Profile writing 101

Jack White Keeps the Freak in Control Freak

The recent profile of Jack White in the New York Times Sunday Magazine, by Josh Eells, provided a welcome 30 minutes of distraction on a lazy-ish Sunday afternoon. In addition to reminding me how utterly uncool my life is, it also deepened my appreciation for what it takes to maintain a relevant creative vision for as long as young Mr. White has done. What I gleaned from this profile is that it takes a lot of work, talent, money, and a steely certainty about what you’re building.

I am a fan of White Stripes, and love White’s work on Loretta Lynn’s and Wanda Jackson’s recent albums. The Times profile didn’t add much to what I know about White as a musician, but did reveal a bit about the person. For me, profiles are a somewhat mystifying breed of writing. For this one, Josh Eells spent 6 months researching and hanging out in Nashville to get to know White a bit. I’m not sure he succeeded in really getting to know his subject, but I’m not sure anyone could have done better given the raw materials. White talks about Bob Dylan in the piece—the original “jester on the sidelines in a cast.” Dylan, of course, is infamous for canny manipulation of his persona, and White seems to be following in the tracks of those wandering boot heels.

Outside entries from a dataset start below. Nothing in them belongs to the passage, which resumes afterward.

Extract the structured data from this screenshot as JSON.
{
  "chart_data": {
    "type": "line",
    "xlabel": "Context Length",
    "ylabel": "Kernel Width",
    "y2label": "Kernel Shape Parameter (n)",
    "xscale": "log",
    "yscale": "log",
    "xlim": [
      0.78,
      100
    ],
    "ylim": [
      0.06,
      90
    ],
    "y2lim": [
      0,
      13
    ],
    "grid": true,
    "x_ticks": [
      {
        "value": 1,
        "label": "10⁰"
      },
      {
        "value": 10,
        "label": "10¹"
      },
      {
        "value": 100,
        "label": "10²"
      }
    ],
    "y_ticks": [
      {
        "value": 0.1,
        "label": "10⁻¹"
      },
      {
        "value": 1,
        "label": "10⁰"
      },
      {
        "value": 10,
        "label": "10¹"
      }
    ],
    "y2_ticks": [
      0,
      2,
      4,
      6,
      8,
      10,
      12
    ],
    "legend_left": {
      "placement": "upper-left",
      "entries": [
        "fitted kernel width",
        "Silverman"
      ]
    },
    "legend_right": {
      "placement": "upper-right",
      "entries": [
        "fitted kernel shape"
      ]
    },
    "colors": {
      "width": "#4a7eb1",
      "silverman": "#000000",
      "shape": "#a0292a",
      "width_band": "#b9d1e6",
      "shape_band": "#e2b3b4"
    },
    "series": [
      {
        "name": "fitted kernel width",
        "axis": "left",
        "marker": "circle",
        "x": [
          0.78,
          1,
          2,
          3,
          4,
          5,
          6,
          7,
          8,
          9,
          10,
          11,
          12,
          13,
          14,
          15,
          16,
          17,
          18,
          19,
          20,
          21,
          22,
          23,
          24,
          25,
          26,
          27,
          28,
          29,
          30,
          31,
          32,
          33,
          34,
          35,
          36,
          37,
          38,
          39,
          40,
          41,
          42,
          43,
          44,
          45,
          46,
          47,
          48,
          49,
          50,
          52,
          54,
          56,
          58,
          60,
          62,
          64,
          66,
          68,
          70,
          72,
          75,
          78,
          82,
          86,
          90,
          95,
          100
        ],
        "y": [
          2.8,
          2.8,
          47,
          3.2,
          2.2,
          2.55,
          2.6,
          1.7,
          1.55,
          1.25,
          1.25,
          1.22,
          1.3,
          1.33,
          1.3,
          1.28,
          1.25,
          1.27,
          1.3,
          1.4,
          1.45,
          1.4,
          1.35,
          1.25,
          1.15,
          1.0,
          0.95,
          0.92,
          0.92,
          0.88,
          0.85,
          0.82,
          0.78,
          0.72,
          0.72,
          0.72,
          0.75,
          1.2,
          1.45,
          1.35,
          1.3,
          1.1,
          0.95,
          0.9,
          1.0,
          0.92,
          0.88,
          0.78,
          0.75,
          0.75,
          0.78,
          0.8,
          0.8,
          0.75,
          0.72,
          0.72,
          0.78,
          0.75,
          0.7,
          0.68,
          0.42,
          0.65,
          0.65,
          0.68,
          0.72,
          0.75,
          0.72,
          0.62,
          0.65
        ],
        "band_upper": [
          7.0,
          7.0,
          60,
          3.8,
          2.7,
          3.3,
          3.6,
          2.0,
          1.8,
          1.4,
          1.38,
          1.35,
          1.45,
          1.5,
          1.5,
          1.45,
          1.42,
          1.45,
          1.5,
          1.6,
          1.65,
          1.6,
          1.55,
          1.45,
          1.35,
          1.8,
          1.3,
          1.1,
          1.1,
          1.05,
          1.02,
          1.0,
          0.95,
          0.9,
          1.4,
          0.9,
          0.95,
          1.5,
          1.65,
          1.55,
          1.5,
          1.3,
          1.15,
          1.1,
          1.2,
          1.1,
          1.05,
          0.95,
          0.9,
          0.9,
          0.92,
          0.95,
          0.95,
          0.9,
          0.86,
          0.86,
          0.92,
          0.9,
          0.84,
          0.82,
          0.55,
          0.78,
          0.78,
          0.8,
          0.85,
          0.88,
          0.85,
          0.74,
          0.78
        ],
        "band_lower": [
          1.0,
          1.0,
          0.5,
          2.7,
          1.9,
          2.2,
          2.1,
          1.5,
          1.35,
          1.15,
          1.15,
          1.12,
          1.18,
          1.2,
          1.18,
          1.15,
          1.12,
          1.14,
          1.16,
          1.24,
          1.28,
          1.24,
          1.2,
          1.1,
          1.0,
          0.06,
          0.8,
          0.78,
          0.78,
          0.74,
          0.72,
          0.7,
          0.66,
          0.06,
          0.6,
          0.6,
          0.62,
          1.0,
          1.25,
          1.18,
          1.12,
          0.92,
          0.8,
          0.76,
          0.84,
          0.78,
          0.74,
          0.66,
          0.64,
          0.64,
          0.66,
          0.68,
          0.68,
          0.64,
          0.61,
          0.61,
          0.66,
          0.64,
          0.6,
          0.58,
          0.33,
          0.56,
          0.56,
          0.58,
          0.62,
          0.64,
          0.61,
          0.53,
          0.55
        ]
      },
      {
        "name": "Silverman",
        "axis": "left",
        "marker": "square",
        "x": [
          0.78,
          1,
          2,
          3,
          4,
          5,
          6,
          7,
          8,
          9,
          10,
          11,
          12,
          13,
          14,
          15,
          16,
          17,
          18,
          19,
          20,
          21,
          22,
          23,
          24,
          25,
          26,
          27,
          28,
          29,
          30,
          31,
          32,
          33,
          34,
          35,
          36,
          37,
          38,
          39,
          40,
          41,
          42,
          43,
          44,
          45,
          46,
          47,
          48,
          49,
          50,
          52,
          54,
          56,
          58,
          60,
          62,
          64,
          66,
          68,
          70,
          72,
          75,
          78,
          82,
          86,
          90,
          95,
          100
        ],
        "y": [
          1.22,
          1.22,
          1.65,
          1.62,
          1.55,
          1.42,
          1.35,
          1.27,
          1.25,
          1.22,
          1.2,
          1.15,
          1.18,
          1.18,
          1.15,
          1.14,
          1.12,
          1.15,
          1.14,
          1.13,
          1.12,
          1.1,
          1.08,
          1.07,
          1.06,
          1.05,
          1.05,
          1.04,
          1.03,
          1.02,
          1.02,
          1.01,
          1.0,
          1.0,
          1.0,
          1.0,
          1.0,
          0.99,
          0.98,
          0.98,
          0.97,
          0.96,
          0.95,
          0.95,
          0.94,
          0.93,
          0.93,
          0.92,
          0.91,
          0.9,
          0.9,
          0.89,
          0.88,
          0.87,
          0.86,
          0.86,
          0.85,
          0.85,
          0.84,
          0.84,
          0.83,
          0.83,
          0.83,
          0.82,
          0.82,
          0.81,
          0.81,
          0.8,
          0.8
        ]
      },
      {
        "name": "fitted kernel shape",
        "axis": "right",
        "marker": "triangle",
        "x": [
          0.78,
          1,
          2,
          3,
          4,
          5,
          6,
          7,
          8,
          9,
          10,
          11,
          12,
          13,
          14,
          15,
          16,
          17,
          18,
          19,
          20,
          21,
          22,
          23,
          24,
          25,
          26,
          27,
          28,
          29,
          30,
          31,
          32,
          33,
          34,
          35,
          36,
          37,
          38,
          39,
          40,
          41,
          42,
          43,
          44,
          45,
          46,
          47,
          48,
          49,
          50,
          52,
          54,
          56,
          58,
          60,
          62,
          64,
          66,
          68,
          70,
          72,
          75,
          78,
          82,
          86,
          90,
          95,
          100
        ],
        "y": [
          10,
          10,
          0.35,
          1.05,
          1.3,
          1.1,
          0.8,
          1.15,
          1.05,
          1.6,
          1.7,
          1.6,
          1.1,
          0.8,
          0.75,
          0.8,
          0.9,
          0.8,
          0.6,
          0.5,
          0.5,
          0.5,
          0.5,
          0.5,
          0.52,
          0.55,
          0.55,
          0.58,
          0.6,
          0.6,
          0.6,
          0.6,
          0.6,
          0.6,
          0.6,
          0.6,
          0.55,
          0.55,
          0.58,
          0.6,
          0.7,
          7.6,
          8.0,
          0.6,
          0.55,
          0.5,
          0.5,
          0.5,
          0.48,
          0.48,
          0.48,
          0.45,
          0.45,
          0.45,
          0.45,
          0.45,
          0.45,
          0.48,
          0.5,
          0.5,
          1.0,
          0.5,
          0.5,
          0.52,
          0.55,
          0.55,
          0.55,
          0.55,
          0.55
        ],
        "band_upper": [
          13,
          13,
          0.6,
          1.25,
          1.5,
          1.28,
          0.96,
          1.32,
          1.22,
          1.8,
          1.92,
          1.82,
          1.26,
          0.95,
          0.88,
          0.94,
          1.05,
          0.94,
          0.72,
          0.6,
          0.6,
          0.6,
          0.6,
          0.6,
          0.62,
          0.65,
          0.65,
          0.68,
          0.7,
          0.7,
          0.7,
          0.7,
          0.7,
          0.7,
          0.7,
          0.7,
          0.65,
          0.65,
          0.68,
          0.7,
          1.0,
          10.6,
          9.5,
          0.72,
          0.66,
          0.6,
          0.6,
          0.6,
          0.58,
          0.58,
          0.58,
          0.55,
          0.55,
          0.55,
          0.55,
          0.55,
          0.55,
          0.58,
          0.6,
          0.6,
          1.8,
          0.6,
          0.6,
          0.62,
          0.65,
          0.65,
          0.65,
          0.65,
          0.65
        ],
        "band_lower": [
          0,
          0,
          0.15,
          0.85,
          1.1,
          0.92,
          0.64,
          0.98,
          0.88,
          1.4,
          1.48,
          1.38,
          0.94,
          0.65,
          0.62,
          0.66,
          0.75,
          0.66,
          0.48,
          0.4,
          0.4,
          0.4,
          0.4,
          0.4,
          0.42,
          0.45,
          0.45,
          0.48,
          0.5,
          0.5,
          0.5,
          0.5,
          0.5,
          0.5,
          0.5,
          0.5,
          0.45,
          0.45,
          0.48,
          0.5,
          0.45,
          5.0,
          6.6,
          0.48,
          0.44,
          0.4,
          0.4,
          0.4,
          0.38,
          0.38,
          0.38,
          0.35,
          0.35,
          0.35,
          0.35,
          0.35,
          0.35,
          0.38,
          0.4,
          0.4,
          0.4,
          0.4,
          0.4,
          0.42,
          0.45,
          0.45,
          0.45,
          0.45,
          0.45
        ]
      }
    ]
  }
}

And that’s fine as far as I’m concerned. I think of it as an extension of his artistic vision—I don’t know Jack, and never will. But at the same time, a sliver of his real self shines through the music, the tight control on all he cares about, and the cagey posturing. As long as he doesn’t truly believe his own b.s., he should be able to maintain some authenticity. We’ll see.

But back to the writing. I think Eells did an OK job with an enigmatic subject. It’s hard to tell where his sympathies lie, and maybe that’s good profile writing. In describing the Third Man offices, he does seem to sort of sneer about the number of redheads in the office, the threat to levy a fine on one worker for not being in uniform, and the obsessively strict design aesthetic. But that could have been me rolling my own eyes.